CC: It's obviously pretty early, but have you had a chance to talk Paulo and the team about what some of your major goals and races will be for the season?
MW: I've definitely had a chance to talk with Paulo. One of the reasons that I signed on with this team is my clear objective for next year - the Olympic Games. That's my main target and we are going to base the calendar around that.
CC: So does that mean some early season Monuments and then you go to Olympic training? What about things like the Tour?

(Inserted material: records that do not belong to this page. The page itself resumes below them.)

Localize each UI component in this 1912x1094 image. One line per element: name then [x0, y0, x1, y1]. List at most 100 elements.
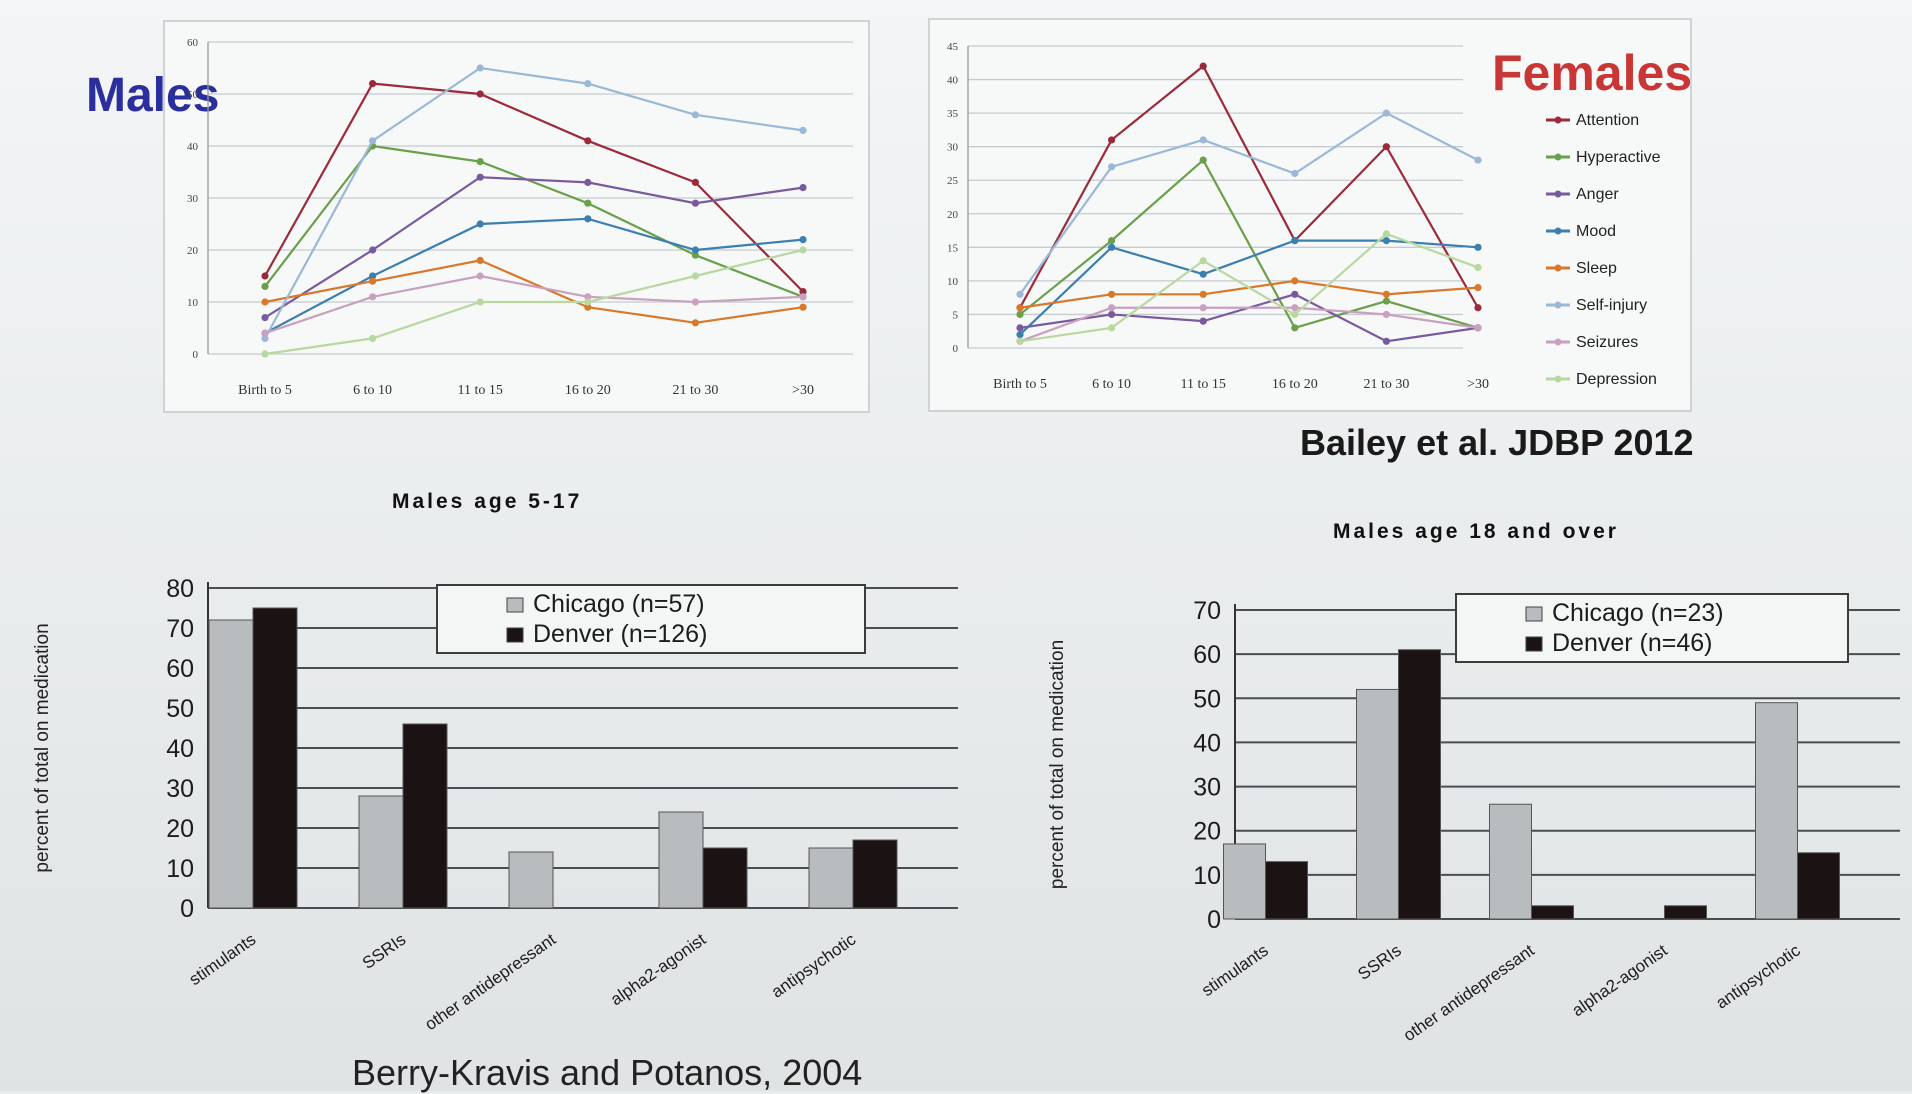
data-point	[1108, 163, 1116, 171]
x-tick-label: 16 to 20	[1272, 377, 1318, 392]
data-point	[261, 314, 269, 322]
y-tick-label: 60	[1193, 641, 1221, 669]
y-tick-label: 60	[166, 655, 194, 683]
data-point	[476, 173, 484, 181]
bar-chicago	[508, 851, 554, 909]
x-tick-label: 16 to 20	[565, 383, 611, 398]
series-line-attention	[264, 82, 804, 293]
y-tick-label: 0	[193, 349, 199, 361]
females-line-panel	[928, 18, 1692, 412]
data-point	[1108, 136, 1116, 144]
data-point	[1382, 337, 1390, 345]
data-point	[1291, 169, 1299, 178]
data-point	[691, 298, 700, 306]
data-point	[1199, 156, 1207, 164]
y-tick-label: 30	[1193, 774, 1221, 802]
data-point	[1382, 237, 1390, 245]
medication-bar-chart-5-17: 0 10 20 30 40 50 60 70 80 stimulants SSRIs other an…	[32, 575, 958, 1034]
data-point	[584, 199, 592, 207]
legend-marker	[1554, 227, 1562, 235]
data-point	[1108, 310, 1116, 319]
data-point	[691, 199, 700, 207]
data-point	[691, 111, 700, 119]
data-point	[1291, 277, 1299, 285]
data-point	[1108, 290, 1116, 298]
y-tick-label: 30	[947, 142, 959, 154]
bar-chicago	[1356, 688, 1399, 920]
data-point	[691, 272, 700, 280]
data-point	[1474, 156, 1482, 164]
legend-marker	[1554, 264, 1562, 272]
data-point	[261, 329, 269, 337]
data-point	[1199, 136, 1207, 144]
data-point	[1382, 230, 1390, 238]
legend-marker	[1554, 116, 1562, 124]
data-point	[261, 298, 269, 306]
y-tick-label: 70	[166, 615, 194, 643]
legend-swatch-chicago	[1525, 606, 1543, 622]
data-point	[261, 334, 269, 342]
data-point	[1291, 310, 1299, 319]
data-point	[691, 246, 700, 254]
data-point	[1382, 143, 1390, 151]
data-point	[369, 293, 377, 301]
x-tick-label: 6 to 10	[353, 383, 392, 398]
legend-label-attention: Attention	[1576, 112, 1639, 129]
data-point	[584, 137, 592, 145]
category-label: SSRIs	[359, 930, 409, 973]
bar2-title: Males age 18 and over	[1333, 520, 1619, 543]
data-point	[1291, 304, 1299, 312]
category-label: stimulants	[1198, 941, 1272, 1000]
legend-swatch-denver	[1525, 636, 1543, 652]
berry-citation: Berry-Kravis and Potanos, 2004	[352, 1052, 863, 1093]
data-point	[1474, 243, 1482, 251]
bar-chicago	[208, 619, 254, 909]
bar-denver	[1797, 852, 1840, 920]
data-point	[369, 277, 377, 285]
males-line-chart: 0 10 20 30 40 50 60 Birth to 5 6 to 10 11 to 15 16…	[187, 37, 853, 398]
data-point	[476, 220, 484, 228]
legend-label-depression: Depression	[1576, 371, 1657, 388]
bar-chicago	[1489, 803, 1532, 920]
data-point	[691, 319, 700, 327]
data-point	[369, 246, 377, 254]
y-tick-label: 20	[1193, 818, 1221, 846]
series-line-seizures	[264, 274, 804, 335]
data-point	[1291, 324, 1299, 332]
data-point	[584, 293, 592, 301]
y-tick-label: 20	[947, 209, 959, 221]
data-point	[369, 137, 377, 145]
data-point	[1199, 270, 1207, 278]
data-point	[1108, 243, 1116, 251]
data-point	[476, 90, 484, 98]
legend-swatch-chicago	[506, 597, 524, 613]
y-tick-label: 40	[1193, 729, 1221, 757]
data-point	[1108, 324, 1116, 332]
y-tick-label: 40	[187, 141, 199, 153]
data-point	[799, 126, 807, 134]
data-point	[584, 215, 592, 223]
data-point	[476, 298, 484, 306]
legend-box	[1455, 593, 1849, 663]
y-tick-label: 5	[953, 309, 959, 321]
y-tick-label: 0	[1207, 906, 1221, 934]
bar-denver	[1398, 649, 1441, 920]
bailey-citation: Bailey et al. JDBP 2012	[1300, 422, 1694, 463]
data-point	[1382, 297, 1390, 305]
data-point	[1474, 284, 1482, 292]
females-line-chart: 0 5 10 15 20 25 30 35 40 45 Birth to 5 6 to 10 11 to…	[947, 41, 1661, 392]
y-tick-label: 50	[187, 89, 199, 101]
data-point	[799, 288, 807, 296]
y-tick-label: 60	[187, 37, 199, 49]
bar-chicago	[1755, 702, 1798, 920]
series-line-depression	[1019, 232, 1479, 343]
y-tick-label: 70	[1193, 597, 1221, 625]
series-line-seizures	[1019, 306, 1479, 343]
y-tick-label: 0	[953, 343, 959, 355]
category-label: alpha2-agonist	[1569, 941, 1671, 1021]
category-label: antipsychotic	[768, 929, 860, 1001]
data-point	[261, 272, 269, 280]
bar-denver	[852, 839, 898, 909]
legend-marker	[1554, 375, 1562, 383]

MW: I definitely want to do the Tour next year; I think that is going to be an important piece of preparing for the Olympics. The world championships this past season [in Imola, Italy] were a really good world championships for me and, I think, had I done the Tour, I would have had a nice result there, I could have repeated my medal performance of 2018 [bronze in Innsbruck, Austria].
But I didn't do the Tour, and I was just off of making the front group that was competing for medals. Every guy in that group attended the Tour, and I was the first guy over the [last] climb that hadn't done the Tour. I think that really showed that I was just missing that one last percentage point, and showed to me that I just can't miss the Tour next year.
CC: How long are you home in Canada before you head back to Europe and do your first camp with ISN?
MW: We arrived back here on November 30th and we are heading out on December 29th; we are going back to our home up in Andorra to prepare for the season. Obviously, I love it here, but with the weather the way it is, it is impossible to get the big miles I need to prepare for the season. This will give me lots of runway to prepare for my big early targets, which are the Ardennes [Amstel Gold race, La Fleche Wallonne and Liege-Bastogne-Liege].